Now, in my late twenties, I have been on a journey where I have a full-blown afro and embrace my looks as a black woman wholeheartedly. Straightening my hair in an attempt to move my appearance towards the standard of whiteness took its toll on my mental wellbeing throughout my teens. I felt insecure and pressured to try and achieve a standard of beauty that was impossible for someone who looks like me. I used hot-burning chemicals known as a “relaxer” to change my hair texture every eight to 10 weeks. I would sit in a chair for what seemed like an eternity and gritted my teeth while my scalp felt like it was on fire. While I felt in physical pain, to me it was short-term pain for long-term gain. Yet, I couldn’t have been more wrong.
And now there’s research that backs up how I’ve always felt. The American Journal of Obstetrics & Gynecology has found beauty products targeted towards women of colour, such as skin-bleaching products and hair relaxers, contain toxic chemicals that lead to health problems, and exposes the reality that women of colour are exposed to more lethal chemicals in the beauty products than their white female counterparts. Scientist Ami Zota stated: "Pressure to meet Western standards of beauty means black, Latina and Asian-American women are using more beauty products and thus are exposed to higher levels of chemicals known to be harmful to health.”
Zoe* used hair relaxers since she was aged five and continued to use them for over 12 years.
“Every time I relaxed my hair, I would have terrible migraines and would have to go to sleep afterwards. I remember, one time after relaxing my hair, the pain felt like my hair is being pulled out of my scalp by hand.

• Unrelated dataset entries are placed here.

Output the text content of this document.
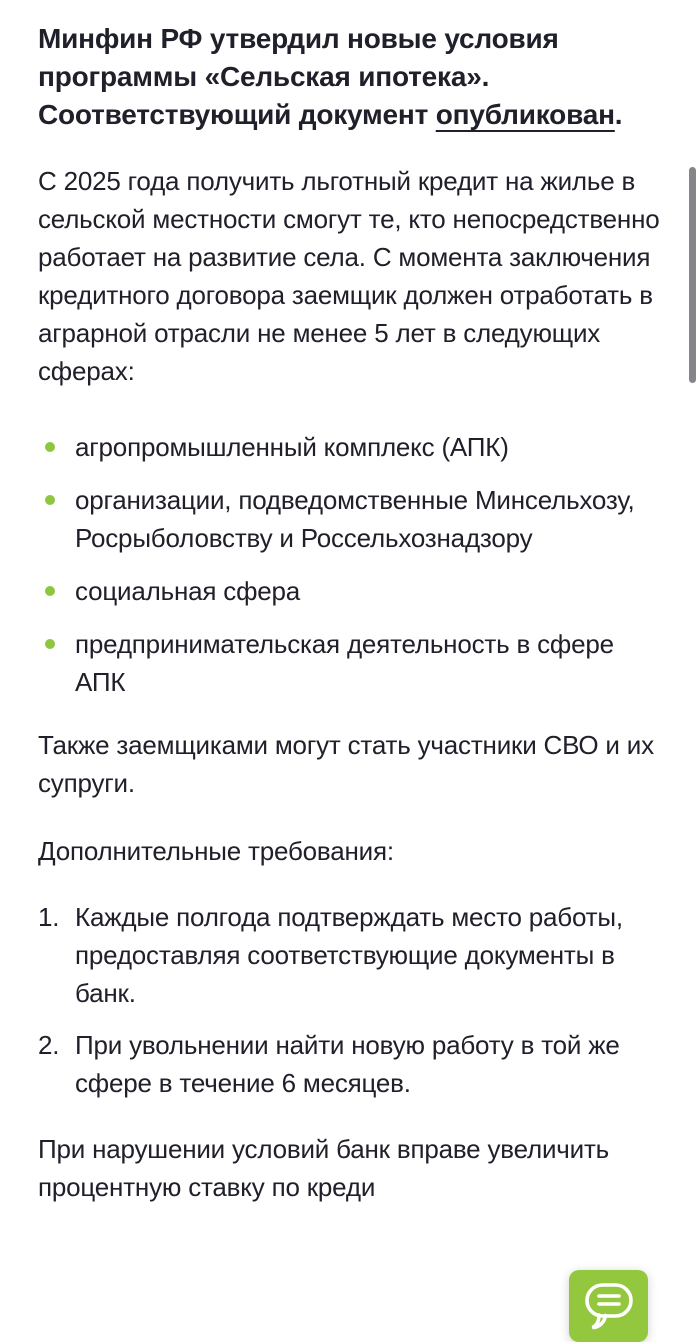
Минфин РФ утвердил новые условия программы «Сельская ипотека». Соответствующий документ опубликован.

С 2025 года получить льготный кредит на жилье в сельской местности смогут те, кто непосредственно работает на развитие села. С момента заключения кредитного договора заемщик должен отработать в аграрной отрасли не менее 5 лет в следующих сферах:

агропромышленный комплекс (АПК)
организации, подведомственные Минсельхозу, Росрыболовству и Россельхознадзору
социальная сфера
предпринимательская деятельность в сфере АПК

Также заемщиками могут стать участники СВО и их супруги.

Дополнительные требования:

Каждые полгода подтверждать место работы, предоставляя соответствующие документы в банк.
При увольнении найти новую работу в той же сфере в течение 6 месяцев.

При нарушении условий банк вправе увеличить процентную ставку по креди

Bleaching creams used by women of colour to lighten their skin also contain chemicals such as mercury, which can lead to mercury poisoning and kidney damage
"I stopped using relaxers in 2014 because I had no more than seven strands of hair left. I shaved it all off and went natural and since then I've never had any kind of headaches. Even when I do braided hairstyles, the braids can be really tight, but I still have no headaches.”

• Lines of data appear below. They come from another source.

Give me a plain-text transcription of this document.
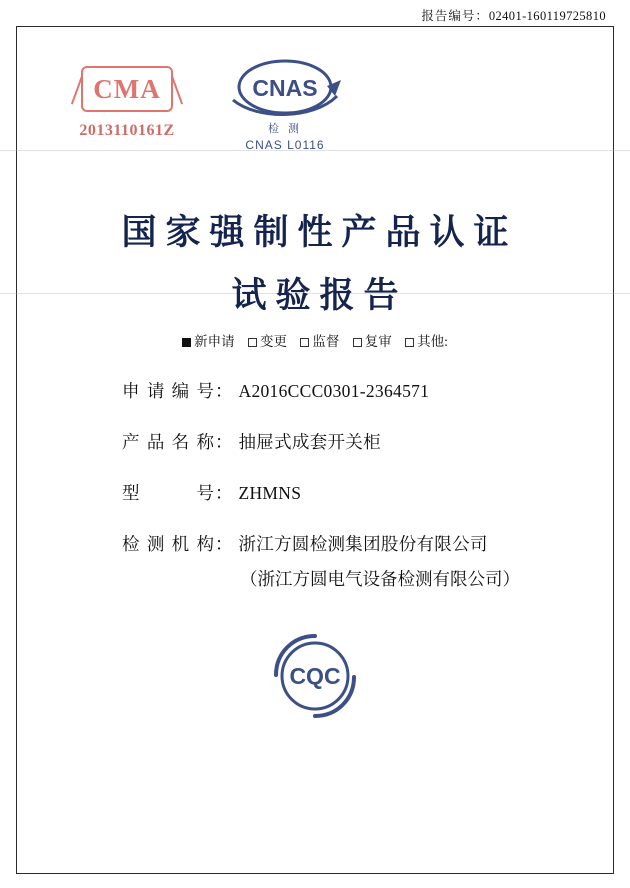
报告编号：02401-160119725810
CMA
2013110161Z
CNAS
检 测
CNAS L0116
国家强制性产品认证
试验报告
新申请 变更 监督 复审 其他:
申请编号 ： A2016CCC0301-2364571
产品名称 ： 抽屉式成套开关柜
型　号 ： ZHMNS
检测机构 ： 浙江方圆检测集团股份有限公司
（浙江方圆电气设备检测有限公司）
CQC
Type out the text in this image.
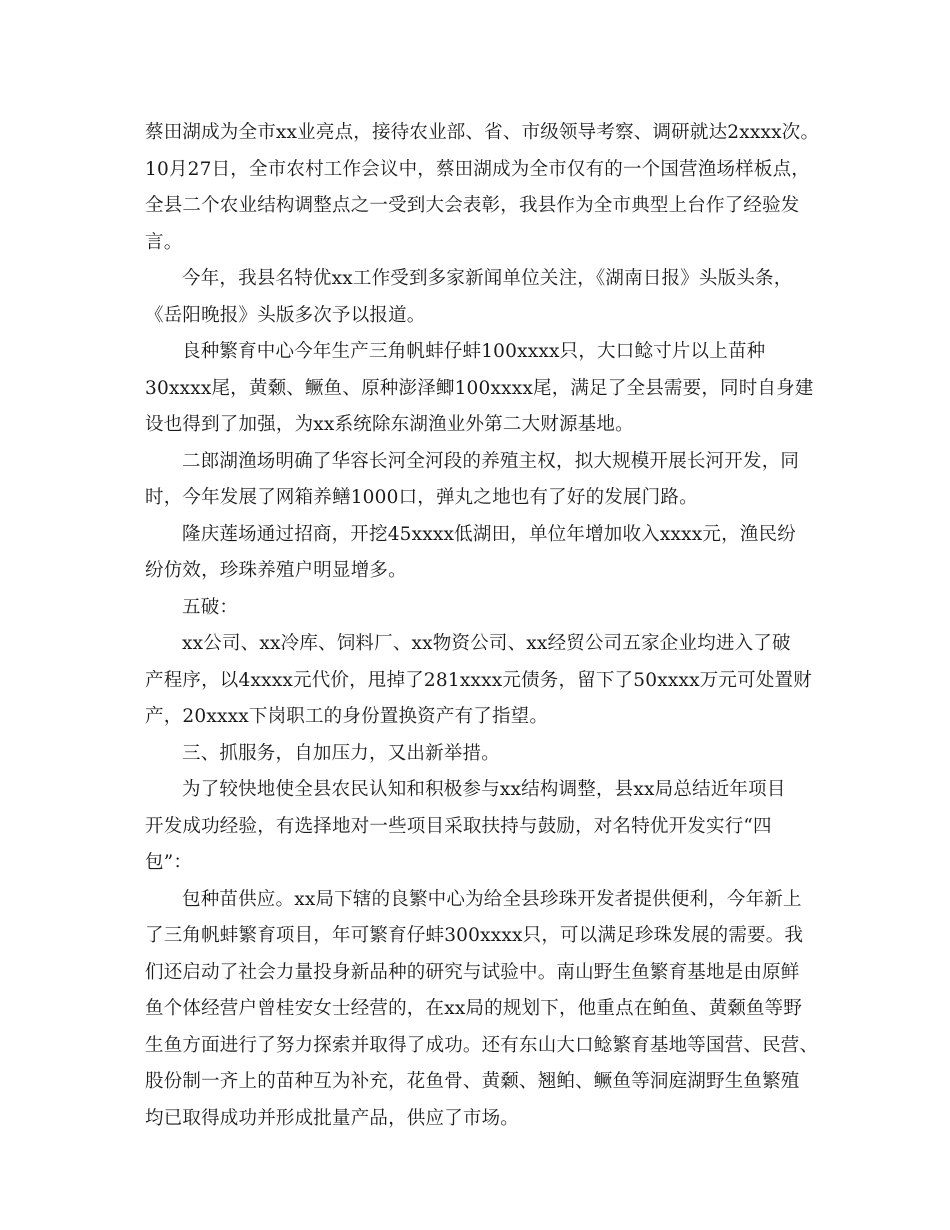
蔡田湖成为全市xx业亮点，接待农业部、省、市级领导考察、调研就达2xxxx次。
10月27日，全市农村工作会议中，蔡田湖成为全市仅有的一个国营渔场样板点，
全县二个农业结构调整点之一受到大会表彰，我县作为全市典型上台作了经验发
言。
今年，我县名特优xx工作受到多家新闻单位关注，《湖南日报》头版头条，
《岳阳晚报》头版多次予以报道。
良种繁育中心今年生产三角帆蚌仔蚌100xxxx只，大口鲶寸片以上苗种
30xxxx尾，黄颡、鳜鱼、原种澎泽鲫100xxxx尾，满足了全县需要，同时自身建
设也得到了加强，为xx系统除东湖渔业外第二大财源基地。
二郎湖渔场明确了华容长河全河段的养殖主权，拟大规模开展长河开发，同
时，今年发展了网箱养鳝1000口，弹丸之地也有了好的发展门路。
隆庆莲场通过招商，开挖45xxxx低湖田，单位年增加收入xxxx元，渔民纷
纷仿效，珍珠养殖户明显增多。
五破：
xx公司、xx冷库、饲料厂、xx物资公司、xx经贸公司五家企业均进入了破
产程序，以4xxxx元代价，甩掉了281xxxx元债务，留下了50xxxx万元可处置财
产，20xxxx下岗职工的身份置换资产有了指望。
三、抓服务，自加压力，又出新举措。
为了较快地使全县农民认知和积极参与xx结构调整，县xx局总结近年项目
开发成功经验，有选择地对一些项目采取扶持与鼓励，对名特优开发实行“四
包”：
包种苗供应。xx局下辖的良繁中心为给全县珍珠开发者提供便利，今年新上
了三角帆蚌繁育项目，年可繁育仔蚌300xxxx只，可以满足珍珠发展的需要。我
们还启动了社会力量投身新品种的研究与试验中。南山野生鱼繁育基地是由原鲜
鱼个体经营户曾桂安女士经营的，在xx局的规划下，他重点在鲌鱼、黄颡鱼等野
生鱼方面进行了努力探索并取得了成功。还有东山大口鲶繁育基地等国营、民营、
股份制一齐上的苗种互为补充，花鱼骨、黄颡、翘鲌、鳜鱼等洞庭湖野生鱼繁殖
均已取得成功并形成批量产品，供应了市场。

However, it is not just the chemicals that women of colour and, in particular, black women put in their hair that can be detrimental to their health. Research has also shown that bleaching creams used by women of colour to lighten their skin also contains chemicals such as mercury, which can lead to mercury poisoning and kidney damage. The Global Industry Analysts estimated that, by 2020, the skin-bleaching industry would be worth nearly £18bn ($23bn). With the skin-bleaching industry proving so lucrative on a global scale, it is clear that women of darker complexions still feel that in order to be beautiful they need to incorporate products that will whiten their skin.

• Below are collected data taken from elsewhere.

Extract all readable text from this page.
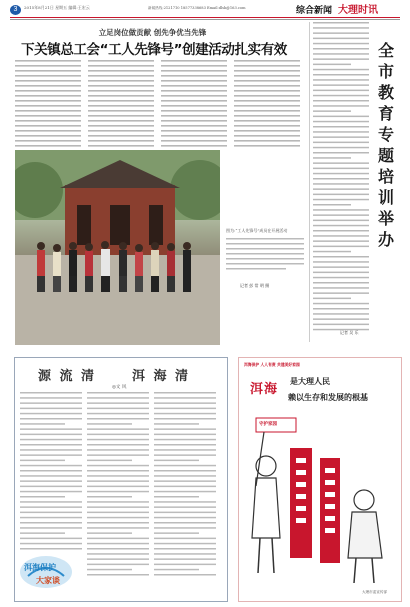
3	2015年8月21日 星期五 编辑:王宏云	新闻热线:2121710 18577338683 Email:dlsb@163.com	综合新闻 大理时讯
立足岗位做贡献 创先争优当先锋
下关镇总工会“工人先锋号”创建活动扎实有效
图为:“工人先锋号”成员在开展活动
记者 彭 常 明 摄
全市教育专题培训举办
记者 吴 乐
源 流 清	洱 海 清
◎文 风
洱海保护
大家谈
洱海保护 人人有责 共建美好家园
洱 海
是大理人民
赖以生存和发展的根基
守护家园
大理市委宣传部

The truth is that the beauty industry is inherently racist. From the women that industry continues to hold up as the ideal standard of beauty to lighter shades of make-up being more easily accessible, the beauty industry needs to make faster progress in making sure non-white women feel like they no longer have to adhere to the European standards of lighter skin and straight hair.
As a young black girl, I had internalised these racist standards of beauty and it was the reason why I felt like having straight hair was the only option. The conversation around the unfair beauty standards placed on women of colour has revolved around the consequences it has on our mental health and rightly so.
However, the beauty industry must now recognise the potential physical consequences these beauty standards can hold for non-white women. If the beauty industry started having a more open dialogue about the harmful ingredients found in such products, maybe more women of colour would unlearn the notion that being beautiful means to chase the white standard of femininity.